Using a specific example, Burger King spent much time figuring out the right setup of the counter so that it feels intentional for dine-in and pickup guests and convenient for back-of-house staff. Aust estimates the chain went through about 20 iterations of what that should look like before it was approved for actual design.
The chain wants Sizzle to be optimized and responsive to what employees, franchisees, and guests are telling it. From a design point of view, “it’s a striking and beautiful” look, according to Aust, but also, the building needs to support a differentiated guest experience across all the various service methods and channels.
“Building a real Sizzle is a big investment for our franchisees out there,” Aust says. “And so we want to make sure that every single real Sizzle we put out in the real world is the best it can be, both from an operational complexity or efficiency perspective, as well as from a guest experience point of view.”

Before Burger King had the Royal Innovation Center, groups were either in a meeting room imagining the future through a PowerPoint or out in the real world seeing something that’s already been implemented. Now, the chain can give franchise advisory boards—ones focused on operations, development, digital and technology, marketing, and more—a clearer behind-the-scenes look at what’s coming. Aust says it allows for a true research and development experience. Instead of looking at a slide or document, operators can touch, feel, and interact with equipment or the layout.

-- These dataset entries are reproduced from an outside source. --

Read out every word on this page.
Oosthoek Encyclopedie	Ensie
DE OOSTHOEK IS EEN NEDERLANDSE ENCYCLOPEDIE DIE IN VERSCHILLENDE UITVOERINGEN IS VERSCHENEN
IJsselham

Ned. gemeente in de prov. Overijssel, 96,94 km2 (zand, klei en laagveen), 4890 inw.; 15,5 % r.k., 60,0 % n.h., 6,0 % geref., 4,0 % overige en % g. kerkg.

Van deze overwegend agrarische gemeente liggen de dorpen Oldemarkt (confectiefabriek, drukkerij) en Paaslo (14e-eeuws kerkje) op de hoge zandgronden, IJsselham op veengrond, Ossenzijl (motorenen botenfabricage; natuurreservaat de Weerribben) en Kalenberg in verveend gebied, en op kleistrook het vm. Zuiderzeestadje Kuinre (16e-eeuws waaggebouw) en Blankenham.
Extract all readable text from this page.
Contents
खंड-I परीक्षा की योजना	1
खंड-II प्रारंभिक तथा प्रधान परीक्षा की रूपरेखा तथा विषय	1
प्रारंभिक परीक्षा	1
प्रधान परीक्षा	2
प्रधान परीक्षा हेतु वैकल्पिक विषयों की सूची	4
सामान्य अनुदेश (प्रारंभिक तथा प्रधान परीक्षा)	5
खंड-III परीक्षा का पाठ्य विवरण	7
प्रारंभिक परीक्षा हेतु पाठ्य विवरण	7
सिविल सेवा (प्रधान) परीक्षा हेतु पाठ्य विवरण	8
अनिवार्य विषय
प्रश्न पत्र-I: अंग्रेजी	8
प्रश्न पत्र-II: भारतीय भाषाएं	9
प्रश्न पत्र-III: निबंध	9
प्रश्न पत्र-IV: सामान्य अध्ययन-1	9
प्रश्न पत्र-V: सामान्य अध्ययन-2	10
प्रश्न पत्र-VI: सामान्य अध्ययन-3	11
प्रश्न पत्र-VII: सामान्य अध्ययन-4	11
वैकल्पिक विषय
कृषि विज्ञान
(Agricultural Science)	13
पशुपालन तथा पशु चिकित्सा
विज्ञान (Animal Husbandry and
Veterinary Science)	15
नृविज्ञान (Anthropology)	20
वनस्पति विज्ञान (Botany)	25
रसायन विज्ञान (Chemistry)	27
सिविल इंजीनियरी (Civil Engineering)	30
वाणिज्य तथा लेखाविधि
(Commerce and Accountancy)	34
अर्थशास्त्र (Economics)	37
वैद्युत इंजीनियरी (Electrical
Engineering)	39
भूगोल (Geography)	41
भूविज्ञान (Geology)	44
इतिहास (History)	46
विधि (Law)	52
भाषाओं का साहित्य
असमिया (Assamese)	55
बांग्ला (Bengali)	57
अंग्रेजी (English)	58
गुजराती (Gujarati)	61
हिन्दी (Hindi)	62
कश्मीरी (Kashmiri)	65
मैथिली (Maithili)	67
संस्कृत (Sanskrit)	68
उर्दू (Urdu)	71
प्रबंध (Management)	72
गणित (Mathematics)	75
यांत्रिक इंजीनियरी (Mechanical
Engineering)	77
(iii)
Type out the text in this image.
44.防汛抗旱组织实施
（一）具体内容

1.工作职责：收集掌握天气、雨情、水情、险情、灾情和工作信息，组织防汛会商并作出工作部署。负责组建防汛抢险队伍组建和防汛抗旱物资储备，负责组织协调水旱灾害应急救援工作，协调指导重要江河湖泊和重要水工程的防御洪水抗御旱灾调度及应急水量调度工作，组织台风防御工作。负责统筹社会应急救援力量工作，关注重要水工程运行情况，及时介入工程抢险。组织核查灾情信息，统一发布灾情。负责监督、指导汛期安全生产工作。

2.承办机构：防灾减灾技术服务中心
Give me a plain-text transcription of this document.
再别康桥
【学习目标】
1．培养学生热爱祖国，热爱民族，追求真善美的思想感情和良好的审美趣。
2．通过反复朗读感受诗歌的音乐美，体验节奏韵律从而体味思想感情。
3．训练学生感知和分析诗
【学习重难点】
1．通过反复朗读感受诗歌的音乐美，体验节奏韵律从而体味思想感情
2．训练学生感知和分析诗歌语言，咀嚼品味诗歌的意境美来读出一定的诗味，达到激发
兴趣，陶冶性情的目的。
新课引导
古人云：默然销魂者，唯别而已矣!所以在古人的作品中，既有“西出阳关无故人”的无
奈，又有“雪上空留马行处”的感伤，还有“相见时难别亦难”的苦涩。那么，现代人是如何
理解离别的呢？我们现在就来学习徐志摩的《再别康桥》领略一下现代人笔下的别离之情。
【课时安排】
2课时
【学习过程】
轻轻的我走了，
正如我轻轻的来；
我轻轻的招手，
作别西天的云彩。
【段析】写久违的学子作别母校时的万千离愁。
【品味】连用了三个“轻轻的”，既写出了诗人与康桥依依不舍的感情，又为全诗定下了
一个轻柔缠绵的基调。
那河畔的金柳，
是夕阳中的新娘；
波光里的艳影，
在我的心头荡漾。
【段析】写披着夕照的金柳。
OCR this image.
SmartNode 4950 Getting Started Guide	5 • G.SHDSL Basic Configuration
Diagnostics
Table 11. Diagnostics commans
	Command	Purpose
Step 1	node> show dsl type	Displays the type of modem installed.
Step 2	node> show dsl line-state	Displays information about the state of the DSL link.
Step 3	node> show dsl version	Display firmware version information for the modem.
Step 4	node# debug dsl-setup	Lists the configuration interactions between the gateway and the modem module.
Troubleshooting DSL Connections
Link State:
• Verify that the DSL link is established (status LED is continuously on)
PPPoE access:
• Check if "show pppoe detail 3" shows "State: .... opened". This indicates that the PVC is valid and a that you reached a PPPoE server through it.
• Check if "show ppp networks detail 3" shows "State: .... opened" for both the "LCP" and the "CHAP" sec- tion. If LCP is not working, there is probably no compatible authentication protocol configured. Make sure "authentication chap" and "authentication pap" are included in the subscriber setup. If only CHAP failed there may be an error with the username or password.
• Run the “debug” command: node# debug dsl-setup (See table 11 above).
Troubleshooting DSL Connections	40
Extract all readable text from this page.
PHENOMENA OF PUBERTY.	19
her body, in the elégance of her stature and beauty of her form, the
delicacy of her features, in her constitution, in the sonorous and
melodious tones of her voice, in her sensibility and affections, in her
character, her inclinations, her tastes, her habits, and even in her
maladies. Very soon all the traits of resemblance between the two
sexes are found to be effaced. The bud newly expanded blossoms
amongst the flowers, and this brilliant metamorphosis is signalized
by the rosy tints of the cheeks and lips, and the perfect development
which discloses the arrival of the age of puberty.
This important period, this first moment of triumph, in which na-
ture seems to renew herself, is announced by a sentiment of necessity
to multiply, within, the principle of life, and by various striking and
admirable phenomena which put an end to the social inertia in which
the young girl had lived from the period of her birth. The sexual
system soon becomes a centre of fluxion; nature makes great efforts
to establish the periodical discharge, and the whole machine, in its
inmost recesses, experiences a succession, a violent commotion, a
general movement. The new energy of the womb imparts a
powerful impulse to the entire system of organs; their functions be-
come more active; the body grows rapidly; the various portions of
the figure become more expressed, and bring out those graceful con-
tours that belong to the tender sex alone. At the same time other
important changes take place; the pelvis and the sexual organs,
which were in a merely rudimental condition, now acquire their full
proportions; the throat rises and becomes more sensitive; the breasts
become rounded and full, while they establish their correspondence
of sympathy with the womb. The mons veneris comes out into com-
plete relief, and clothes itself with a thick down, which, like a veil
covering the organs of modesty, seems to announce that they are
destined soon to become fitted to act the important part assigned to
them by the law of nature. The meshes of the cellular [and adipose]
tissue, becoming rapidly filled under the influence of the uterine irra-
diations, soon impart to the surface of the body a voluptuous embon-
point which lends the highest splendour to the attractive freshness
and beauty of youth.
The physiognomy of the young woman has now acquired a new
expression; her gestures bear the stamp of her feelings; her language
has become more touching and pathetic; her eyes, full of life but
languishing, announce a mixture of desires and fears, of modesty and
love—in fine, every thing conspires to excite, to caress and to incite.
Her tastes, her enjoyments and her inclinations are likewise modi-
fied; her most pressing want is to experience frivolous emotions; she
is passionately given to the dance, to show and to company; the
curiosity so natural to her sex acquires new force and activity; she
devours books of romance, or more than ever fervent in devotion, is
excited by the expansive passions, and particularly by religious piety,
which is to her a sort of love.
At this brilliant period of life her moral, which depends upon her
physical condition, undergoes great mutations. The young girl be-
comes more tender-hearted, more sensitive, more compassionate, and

Thus far, there’s been positive feedback from franchisees who appreciate the opportunity to weigh in early in the innovation process. Burger King has also sought advisement from vendors and in-restaurant employees.
“If you think about what you’re looking for in an innovation center, you really want to have an environment where people feel comfortable and they feel welcome and they feel that they can share their ideas and they can contribute,” Aust says. “And so we really try to be very intentional in designing an open space, a warm space. A space where people leave their title and their rank at the door. We want this to be a place that’s that’s open to anyone that touches the guest experience at Burger King in whichever way. And really our only requirement is that when you come in, we need you to keep an open mind and we need you to get your ideas out and into the open. Because you never know where the next really great transformative idea comes from.”